Sus enanos siguieron la marcha. Los guerreros de la izquierda se adelantaron a Ungrim y lo dejaron tras ellos. El girocóptero se situó tras los murciélagos y lanzó su chorro vaporeado. Algunas bestias gimieron de dolor y descendieron hasta estrellarse contra el suelo, pero el resto ignoraron las bajas. Los atronadores acabaron con tres más, mientras sus compañeros acababan con fila tras fila de esqueletos. Pero siempre había más detrás esperando ansiosamente por entrar en combate. El lanzavirotes intentó derribar los esqueletos que acababan de aparecer ante ellos, pero el virote se clavó varios pies tras el objetivo. Debían prepararse para una carga. Mientras, Balrik se acercó aun más a la casi aterrorizada dotación y Kurgaz dirigió a sus martilladores hacia los caballeros del flanco para apoyar a los guerreros.
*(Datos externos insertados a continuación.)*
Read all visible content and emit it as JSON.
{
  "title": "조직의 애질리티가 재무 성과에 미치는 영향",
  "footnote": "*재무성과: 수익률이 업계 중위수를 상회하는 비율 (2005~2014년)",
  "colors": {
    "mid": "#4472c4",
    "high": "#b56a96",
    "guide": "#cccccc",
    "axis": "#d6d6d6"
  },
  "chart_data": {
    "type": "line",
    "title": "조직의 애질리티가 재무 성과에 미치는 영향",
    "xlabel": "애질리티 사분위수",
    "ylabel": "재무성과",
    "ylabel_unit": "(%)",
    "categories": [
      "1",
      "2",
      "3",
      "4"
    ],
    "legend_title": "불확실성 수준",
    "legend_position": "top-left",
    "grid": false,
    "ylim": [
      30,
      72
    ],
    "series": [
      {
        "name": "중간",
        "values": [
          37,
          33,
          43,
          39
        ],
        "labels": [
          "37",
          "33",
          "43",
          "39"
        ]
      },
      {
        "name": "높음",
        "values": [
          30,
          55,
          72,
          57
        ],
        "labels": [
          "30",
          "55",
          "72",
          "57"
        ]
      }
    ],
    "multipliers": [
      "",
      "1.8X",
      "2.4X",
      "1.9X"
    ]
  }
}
Entonces, los caballeros cargaron a los guerreros enanos, que permanecieron en sus puestos afianzando sus escudos ante la terrorífica avalancha de huesos. Los esqueletos invocados cargaron a los atronadores, mientras los murciélagos descendieron sobre las dotación del lanzavirotes. El combate fue duro, pero los atronadores se impusieron al temor y acabaron con los esqueletos. La dotación no pudo con los murciélagos, y fueron cazados. Cuando Balrik llegó, los murciélagos ya se escabullían tras los montes. Los guerreros aguantaron bien la carga, pero el miedo se apoderó de ellos y corrieron enloquecidos. Ungrim, por el contrario, avanzó decidido y frenó la caballería después de que exterminaran hasta el último de los guerreros enanos. Kurgaz rezó a Grugni y Valaya por las almas de los caídos, mientras juraba que sus muertes serían vengadas antes del atardecer. Los tumularios siguieron avanzando y los esqueletos amenazaron al girocóptero. Las runas enanas frustraron la magia enemiga por el momento.

Kurgaz echó una ojeada al campo de batalla. Los atronadores del flanco se giraron esperando la aparición de los murciélagos, mientras el girocóptero burlaba a los esqueletos y se situaba tras sus filas. Los atronadores del centro abrieron fuego de nuevo y más tumularios cayeron ante la pólvora y el plomo. Pero permanecieron avanzando, pisando los restos de los abatidos por los tiradores. El silencio del ejército enemigo fue cortado cuando Ungrim rugió un desafío a los caballeros. El vampiro sonrió maléficamente y rechazó el desafío, dejándolo para el oficial de la unidad. Un enorme figura esquelética avanzó para situarse ante Ungrim. Las cuencas vacías de sus ojos brillaban con fuego, y acto seguido se lanzó hacia el matador. Lanzó un golpe con su lanza, pero el enano paró el golpe con el hacha, la cual empezó a brillar con un rojo sangriento espeluznante. "Quizá le he subestimado" pensó de nuevo Kurgaz. En respuesta, el matador describió un arco mortífero con su enorme hacha y partió en dos al jinete mientras esquivaba la acometida del corcel. La sonrisa se borró de la cara del vampiro, y fue sustituida por una mueca de desprecio. Pero ya era muy tarde.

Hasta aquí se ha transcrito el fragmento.